In order to identify predictors of psychotherapy dropout among patients with BPD, a systematic search of Medline, the Cochrane Library, PsycInfo and PsycArticles was conducted. Studies included were randomized-controlled trials in which patients diagnosed with BPD were exposed to a therapeutic intervention consisted of an evidence-based psychotherapy. The quality of evidence in the studies was assessed through the use of revised Cochrane risk of bias tool.

RESULTS

Six articles, incorporating four types of psychotherapy programmes, were included. Overall, the studies present low risk of attrition and reporting bias and unclear risk of selection, performance and detection bias. Patients with weaker therapeutic alliance scores and higher hostility presented with higher dropout rates. In contrast, better mindfulness skills and greater performance in specific neuropsychological domains, such as memory and executive control, were identified as predictive of lower risk of dropout.
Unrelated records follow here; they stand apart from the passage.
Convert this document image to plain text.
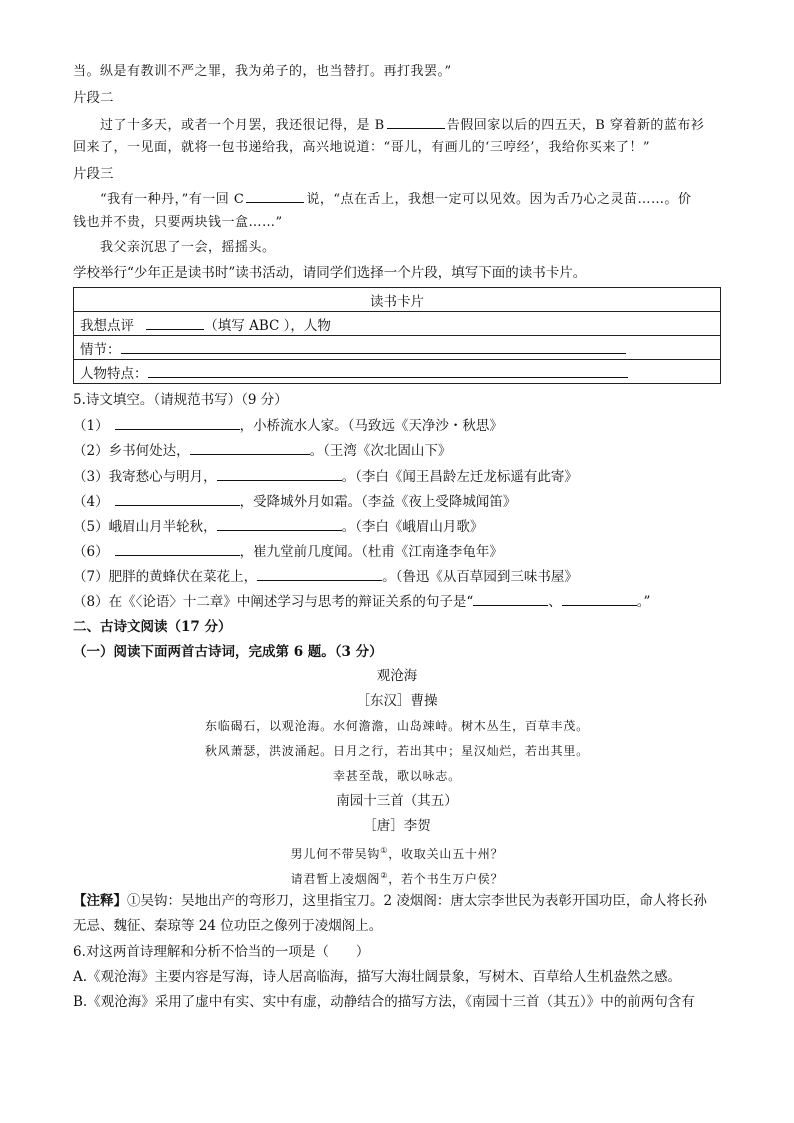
当。纵是有教训不严之罪，我为弟子的，也当替打。再打我罢。”
片段二
过了十多天，或者一个月罢，我还很记得，是 B	告假回家以后的四五天，B 穿着新的蓝布衫
回来了，一见面，就将一包书递给我，高兴地说道：“哥儿，有画儿的‘三哼经’，我给你买来了！”
片段三
“我有一种丹，”有一回 C	说，“点在舌上，我想一定可以见效。因为舌乃心之灵苗……。价
钱也并不贵，只要两块钱一盒……”
我父亲沉思了一会，摇摇头。
学校举行“少年正是读书时”读书活动，请同学们选择一个片段，填写下面的读书卡片。
读书卡片
我想点评	（填写 ABC ），人物
情节：
人物特点：
5.诗文填空。（请规范书写）（9 分）
（1）	，小桥流水人家。（马致远《天净沙・秋思》
（2）乡书何处达，	。（王湾《次北固山下》
（3）我寄愁心与明月，	。（李白《闻王昌龄左迁龙标遥有此寄》
（4）	，受降城外月如霜。（李益《夜上受降城闻笛》
（5）峨眉山月半轮秋，	。（李白《峨眉山月歌》
（6）	，崔九堂前几度闻。（杜甫《江南逢李龟年》
（7）肥胖的黄蜂伏在菜花上，	。（鲁迅《从百草园到三味书屋》
（8）在《〈论语〉十二章》中阐述学习与思考的辩证关系的句子是“	、	。”
二、古诗文阅读（17 分）
（一）阅读下面两首古诗词，完成第 6 题。（3 分）
观沧海
［东汉］曹操
东临碣石，以观沧海。水何澹澹，山岛竦峙。树木丛生，百草丰茂。
秋风萧瑟，洪波涌起。日月之行，若出其中；星汉灿烂，若出其里。
幸甚至哉，歌以咏志。
南园十三首（其五）
［唐］李贺
男儿何不带吴钩①，收取关山五十州？
请君暂上凌烟阁②，若个书生万户侯？
【注释】①吴钩：吴地出产的弯形刀，这里指宝刀。2 凌烟阁：唐太宗李世民为表彰开国功臣，命人将长孙
无忌、魏征、秦琼等 24 位功臣之像列于凌烟阁上。
6.对这两首诗理解和分析不恰当的一项是（　　）
A.《观沧海》主要内容是写海，诗人居高临海，描写大海壮阔景象，写树木、百草给人生机盎然之感。
B.《观沧海》采用了虚中有实、实中有虚，动静结合的描写方法，《南园十三首（其五）》中的前两句含有
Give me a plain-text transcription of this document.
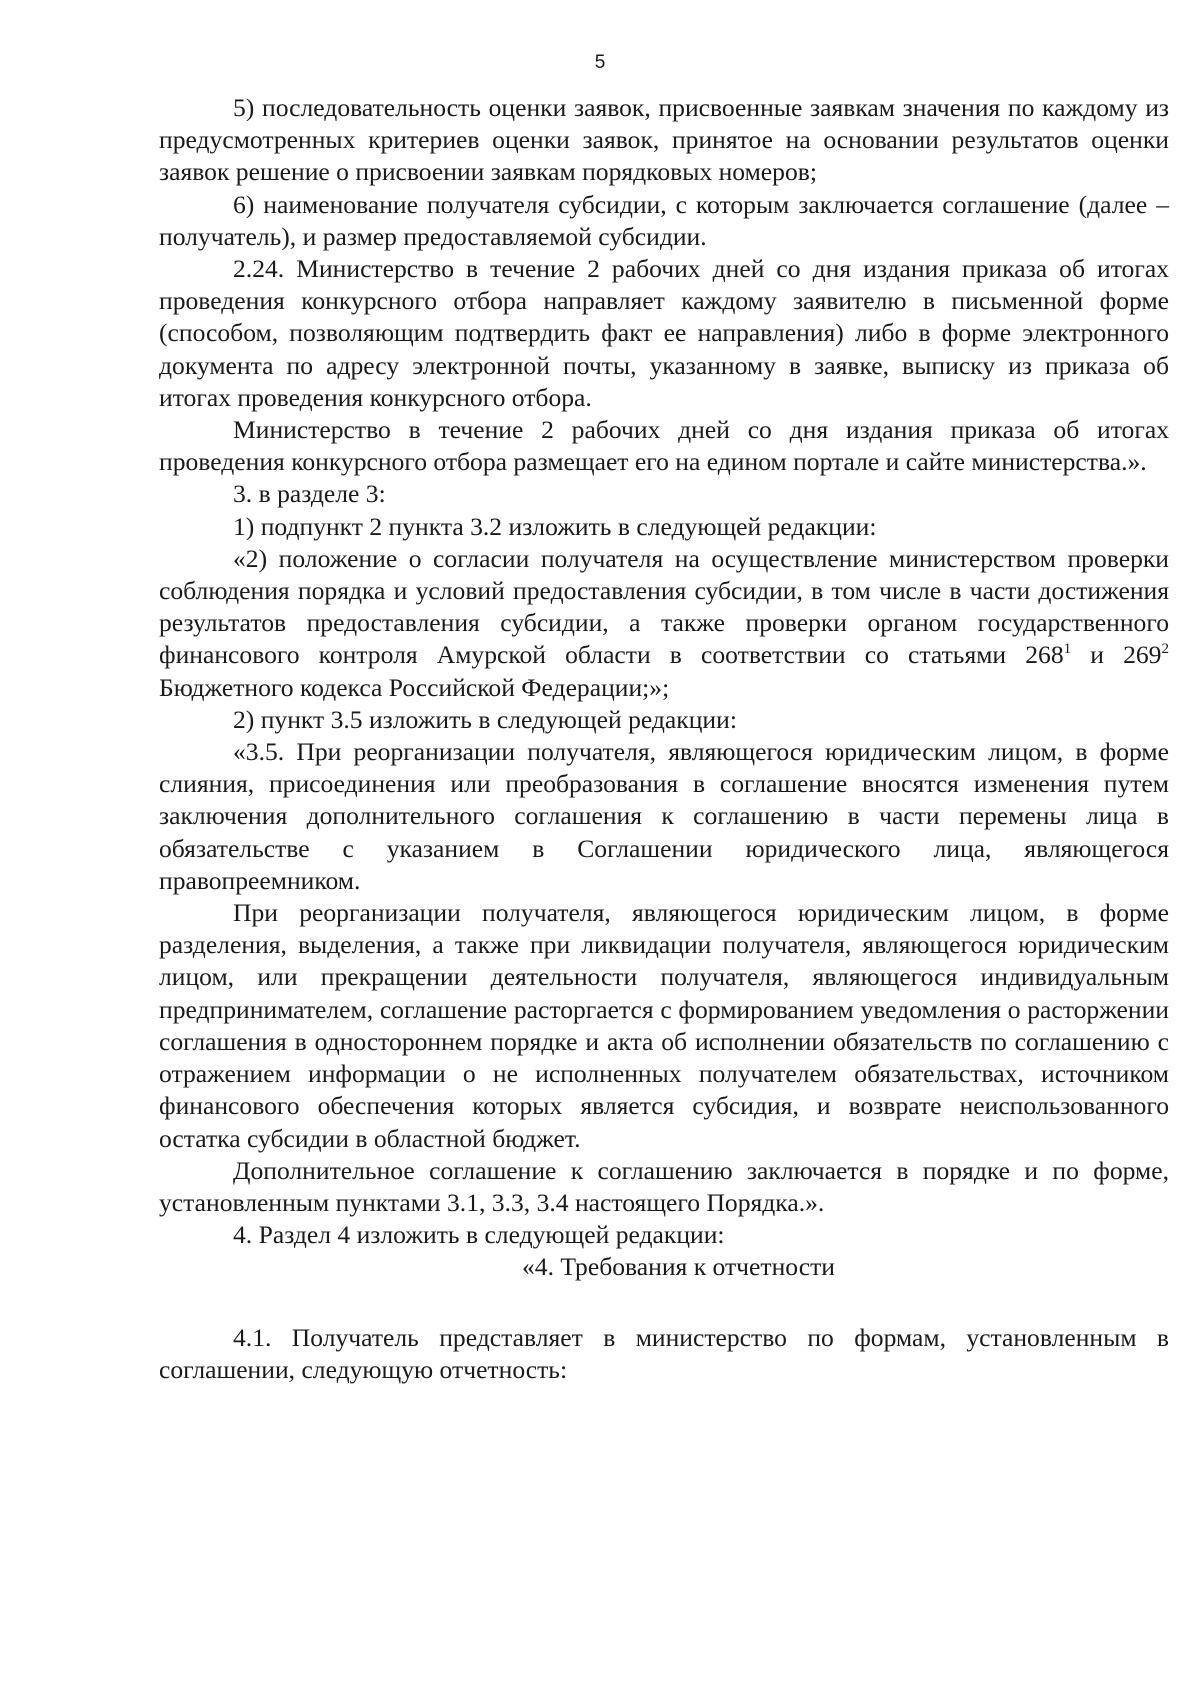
5

5) последовательность оценки заявок, присвоенные заявкам значения по каждому из предусмотренных критериев оценки заявок, принятое на основании результатов оценки заявок решение о присвоении заявкам порядковых номеров;

6) наименование получателя субсидии, с которым заключается соглашение (далее – получатель), и размер предоставляемой субсидии.

2.24. Министерство в течение 2 рабочих дней со дня издания приказа об итогах проведения конкурсного отбора направляет каждому заявителю в письменной форме (способом, позволяющим подтвердить факт ее направления) либо в форме электронного документа по адресу электронной почты, указанному в заявке, выписку из приказа об итогах проведения конкурсного отбора.

Министерство в течение 2 рабочих дней со дня издания приказа об итогах проведения конкурсного отбора размещает его на едином портале и сайте министерства.».

3. в разделе 3:

1) подпункт 2 пункта 3.2 изложить в следующей редакции:

«2) положение о согласии получателя на осуществление министерством проверки соблюдения порядка и условий предоставления субсидии, в том числе в части достижения результатов предоставления субсидии, а также проверки органом государственного финансового контроля Амурской области в соответствии со статьями $268^1$ и $269^2$ Бюджетного кодекса Российской Федерации;»;

2) пункт 3.5 изложить в следующей редакции:

«3.5. При реорганизации получателя, являющегося юридическим лицом, в форме слияния, присоединения или преобразования в соглашение вносятся изменения путем заключения дополнительного соглашения к соглашению в части перемены лица в обязательстве с указанием в Соглашении юридического лица, являющегося правопреемником.

При реорганизации получателя, являющегося юридическим лицом, в форме разделения, выделения, а также при ликвидации получателя, являющегося юридическим лицом, или прекращении деятельности получателя, являющегося индивидуальным предпринимателем, соглашение расторгается с формированием уведомления о расторжении соглашения в одностороннем порядке и акта об исполнении обязательств по соглашению с отражением информации о не исполненных получателем обязательствах, источником финансового обеспечения которых является субсидия, и возврате неиспользованного остатка субсидии в областной бюджет.

Дополнительное соглашение к соглашению заключается в порядке и по форме, установленным пунктами 3.1, 3.3, 3.4 настоящего Порядка.».

4. Раздел 4 изложить в следующей редакции:

«4. Требования к отчетности

4.1. Получатель представляет в министерство по формам, установленным в соглашении, следующую отчетность:
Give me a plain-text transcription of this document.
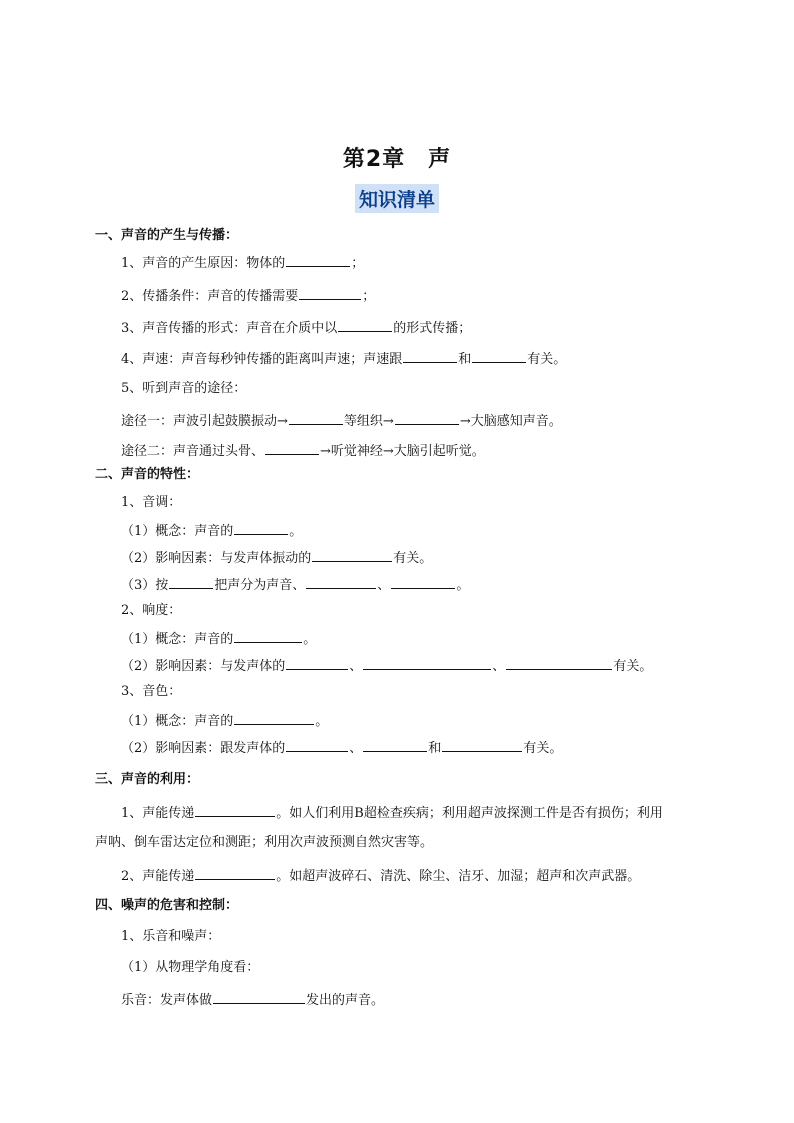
第2章　声
知识清单
一、声音的产生与传播：
1、声音的产生原因：物体的	；
2、传播条件：声音的传播需要	；
3、声音传播的形式：声音在介质中以	的形式传播；
4、声速：声音每秒钟传播的距离叫声速；声速跟	和	有关。
5、听到声音的途径：
途径一：声波引起鼓膜振动→	等组织→	→大脑感知声音。
途径二：声音通过头骨、	→听觉神经→大脑引起听觉。
二、声音的特性：
1、音调：
（1）概念：声音的	。
（2）影响因素：与发声体振动的	有关。
（3）按	把声分为声音、	、	。
2、响度：
（1）概念：声音的	。
（2）影响因素：与发声体的	、	、	有关。
3、音色：
（1）概念：声音的	。
（2）影响因素：跟发声体的	、	和	有关。
三、声音的利用：
1、声能传递	。如人们利用B超检查疾病；利用超声波探测工件是否有损伤；利用
声呐、倒车雷达定位和测距；利用次声波预测自然灾害等。
2、声能传递	。如超声波碎石、清洗、除尘、洁牙、加湿；超声和次声武器。
四、噪声的危害和控制：
1、乐音和噪声：
（1）从物理学角度看：
乐音：发声体做	发出的声音。
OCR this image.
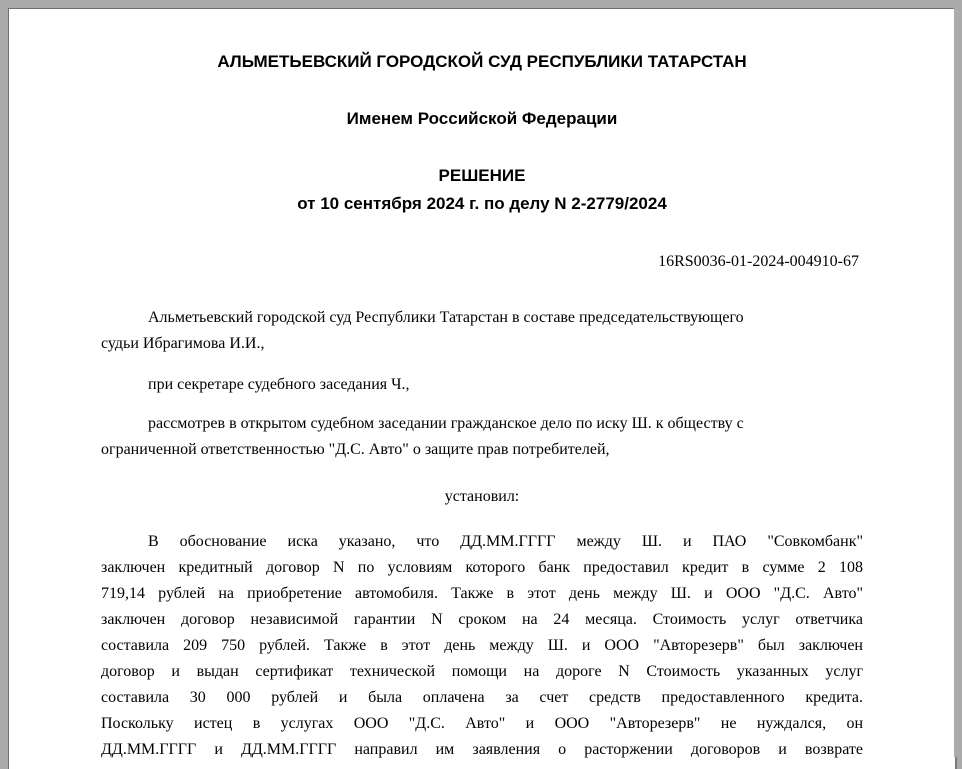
АЛЬМЕТЬЕВСКИЙ ГОРОДСКОЙ СУД РЕСПУБЛИКИ ТАТАРСТАН
Именем Российской Федерации
РЕШЕНИЕ
от 10 сентября 2024 г. по делу N 2-2779/2024
16RS0036-01-2024-004910-67
Альметьевский городской суд Республики Татарстан в составе председательствующего
судьи Ибрагимова И.И.,
при секретаре судебного заседания Ч.,
рассмотрев в открытом судебном заседании гражданское дело по иску Ш. к обществу с
ограниченной ответственностью "Д.С. Авто" о защите прав потребителей,
установил:
В обоснование иска указано, что ДД.ММ.ГГГГ между Ш. и ПАО "Совкомбанк"
заключен кредитный договор N по условиям которого банк предоставил кредит в сумме 2 108
719,14 рублей на приобретение автомобиля. Также в этот день между Ш. и ООО "Д.С. Авто"
заключен договор независимой гарантии N сроком на 24 месяца. Стоимость услуг ответчика
составила 209 750 рублей. Также в этот день между Ш. и ООО "Авторезерв" был заключен
договор и выдан сертификат технической помощи на дороге N Стоимость указанных услуг
составила 30 000 рублей и была оплачена за счет средств предоставленного кредита.
Поскольку истец в услугах ООО "Д.С. Авто" и ООО "Авторезерв" не нуждался, он
ДД.ММ.ГГГГ и ДД.ММ.ГГГГ направил им заявления о расторжении договоров и возврате
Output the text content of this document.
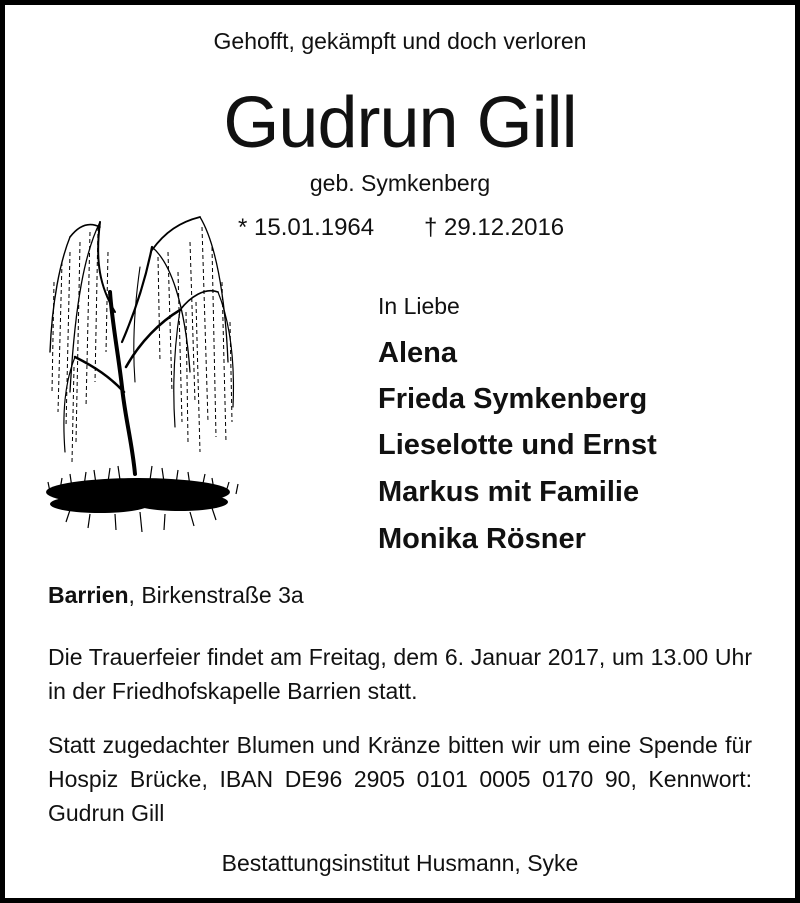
Gehofft, gekämpft und doch verloren
Gudrun Gill
geb. Symkenberg
* 15.01.1964 † 29.12.2016
In Liebe
Alena
Frieda Symkenberg
Lieselotte und Ernst
Markus mit Familie
Monika Rösner
Barrien, Birkenstraße 3a
Die Trauerfeier findet am Freitag, dem 6. Januar 2017, um 13.00 Uhr in der Friedhofskapelle Barrien statt.
Statt zugedachter Blumen und Kränze bitten wir um eine Spende für Hospiz Brücke, IBAN DE96 2905 0101 0005 0170 90, Kennwort: Gudrun Gill
Bestattungsinstitut Husmann, Syke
Sociodemographic variables and treatment history did not influence treatment retention.

CONCLUSIONS

Factors that influence discontinuation should be taken into consideration in future treatment programmes, in an effort to optimize retention. Qualitative assessments of patients' reasons for dropping out may also help guide adjustments.

摘要

简介

边缘型人格障碍(BPD)是一种高度致残的精神疾病。尽管在过去几十年中扩展了新的 BPD 特定形式的心理治疗,但这些治疗方法的高辍学率已被报道。治疗中断与患者预后不良、资源利用效率低下以及医疗保健提供者士气低落有关。

方法

为了确定 BPD 患者心理治疗辍学的预测因素,对 Medline、Cochrane 图书馆、PsycInfo 和 PsycArticles 进行了系统搜索。纳入的研究是将被诊断为 BPD 的患者暴露于基于证据的心理治疗的随机对照试验。通过使用修订后的 Cochrane 偏倚风险工具评估研究中的证据质量。

结果

纳入了六篇文章,其中包括四种心理治疗方案。总体而言,这些研究的失访和报告偏倚风险较低,选择、表现和检测偏倚风险不明确。具有较弱治疗联盟评分和更高敌意的患者辍学率更高。相比之下,更好的正念技能和在特定神经认知领域(如记忆和执行控制)的表现被确定为辍学风险较低的预测因素。社会人口统计学变量和治疗史并未影响治疗保留率。

结论

应在未来的治疗计划中考虑影响停药的因素,以努力优化保留率。对患者停药原因的定性评估也可能有助于指导调整。